THE PROTOCOL:
(1) Plate cells at ~30% to 50%
confluency on 1 cm square Transwell-clear (Costar). Plate enough Transwells to perform flux experiments in triplicates. After
the cells reach confluency, allow another week for them to fully differentiate and polarize. Important: feed cells generously
after they reach confluency (see Epithelial Cells).
(2)
Prepare fresh apical and basal solutions on the day of flux experiments (see Recipes).
(3) Warm apical and basal solutions to 37 degree celsius in a small waterbath on your bench.
(4) Pour 300 mL basal solution in a 400 mL beaker, set the beaker on a
37 degree celsius heat block on your bench.
(5) Pipet 2 mL basal solution
to each well of a 12-well plate, cover the plate with lid and put the plate on a 37 degree celsius heat block on your bench.
(6) Take cells from incubator and put the plate on a 37 degree
celsius heat block on your bench. Label Transwells (#1, #2, #3...).
(7) Take Transwell #1 from the cell culture plate, hold the cup over the beaker with the basal side slightly submerged
into the basal solution. Be sure to avoid dipping too deep or tilting the Transwell cup and NEVER let the basal solution get
into the apical well.
(8) With one hand holding
the Transwell cup, use the other hand to pipet 10 mL apical solution from the bottle that has been sitting in the 37 degree
waterbath on your bench.
(9) Gently and slowly
pipet the entire 10 mL apical solution onto the top edge of the inside wall of the Transwell cup. Allow the apical solution
to flow into the apical cup and dilute the media already in the cup. Let the overflow run into the beaker. Be sure to keep
the bottom of the Transwell cup in the basal solution at all time but NEVER let the basal solution to flow into the apical
well.
(10) Rinse the Transwell twice more with
10 mL apical solution.
(11) The Transwell cup should
have fluid up to its rim. Quickly remove Transwell from the beaker. Gently remove excess fluid from the outside of the Transwell
cup with a kimwipe. Be sure not to touch the bottom of the filter.

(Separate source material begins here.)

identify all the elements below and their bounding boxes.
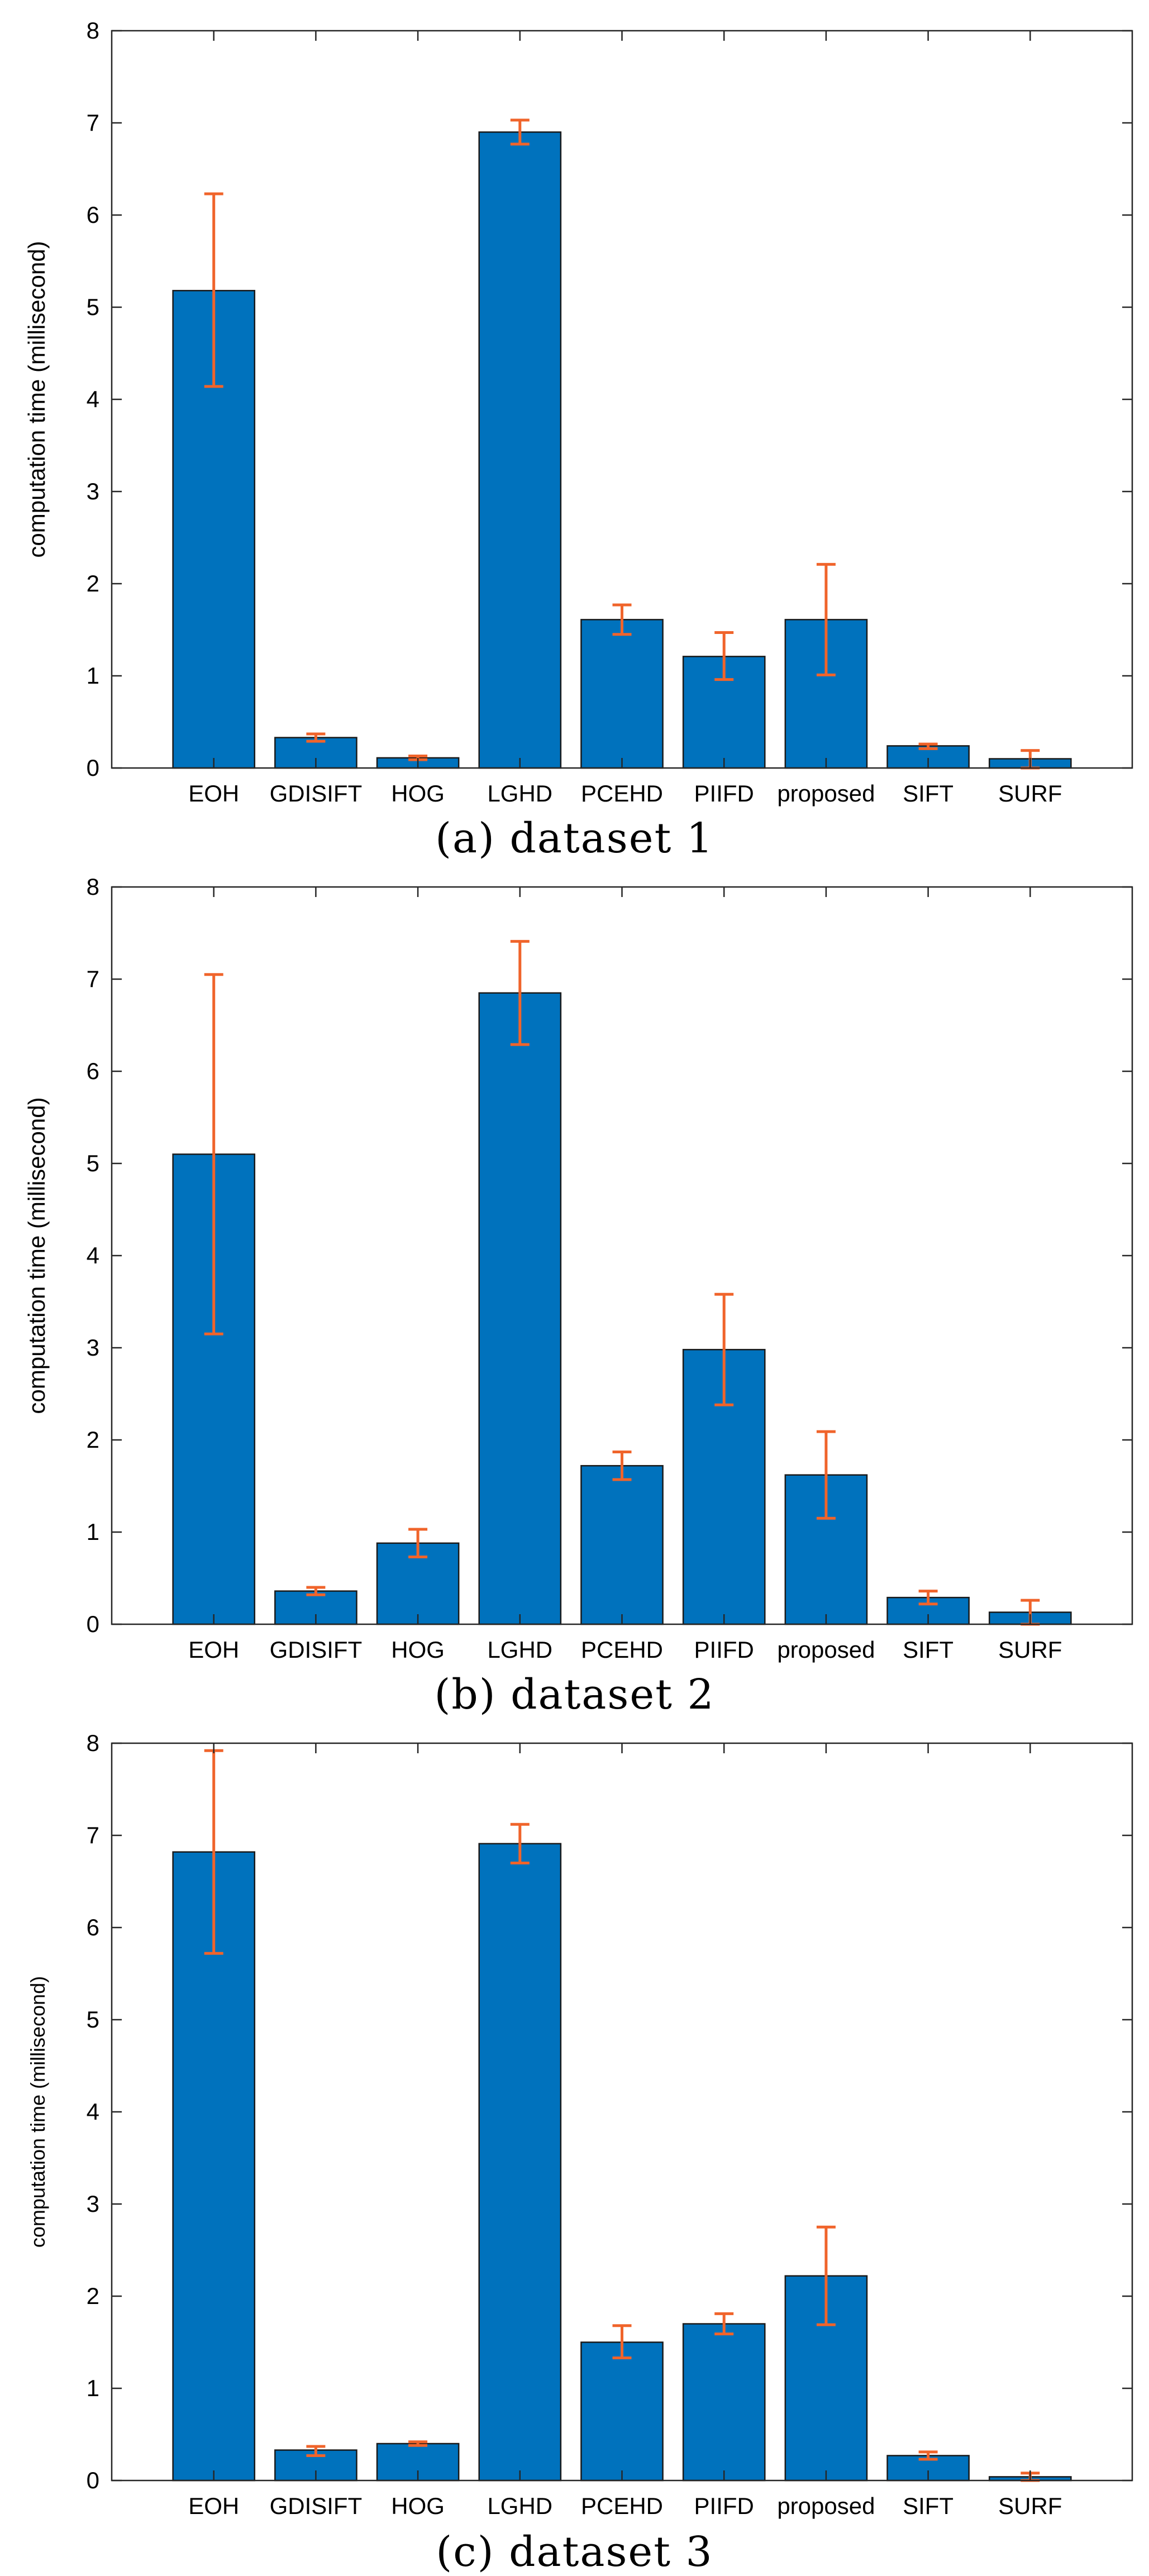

(12) Quickly remove 0.5 mL apical solution from the top of the Transwell cup. That should leave leaving ~ 0.5 mL
apical solution in the Transwell cup for the fllux experiment. Be sure not to tilt the cup to expose cells to air.
(13) Immediately put the Transwell cup into a well of the
12-well plate on the 37 degree celsius heat block on your bench.that has already warm basal solution in the wells.
(14) Mark down the START TIME for Transwell #1.
(15) Repeat procedure for Transwell #2, #3....
(16) After all Transwells are set up, place the 12-well plate
in a 37 degree celsius humidified incubator.
(17)
Allow flux for 2 hours [this is the length of flux time].
(18) At the end of two hours, take the 12-well plate out and put it on a 37 degree celsius heat block on your bench.
(19) Remove Transwell #1 from the well.
(20) Tilt the Transwell cup slightly to collect the entire apical solution
using a 1 mL pipetman. It is alright to expose cells to air since it is the end of experiment. Store the apical sample #1
in an eppendorf tube.
(21) Collect the rest of
apical samples #2, #3...
(22) Store the sample
overnight at 4 degree celsius or proceed to ION QUANTITATION ASSAYS.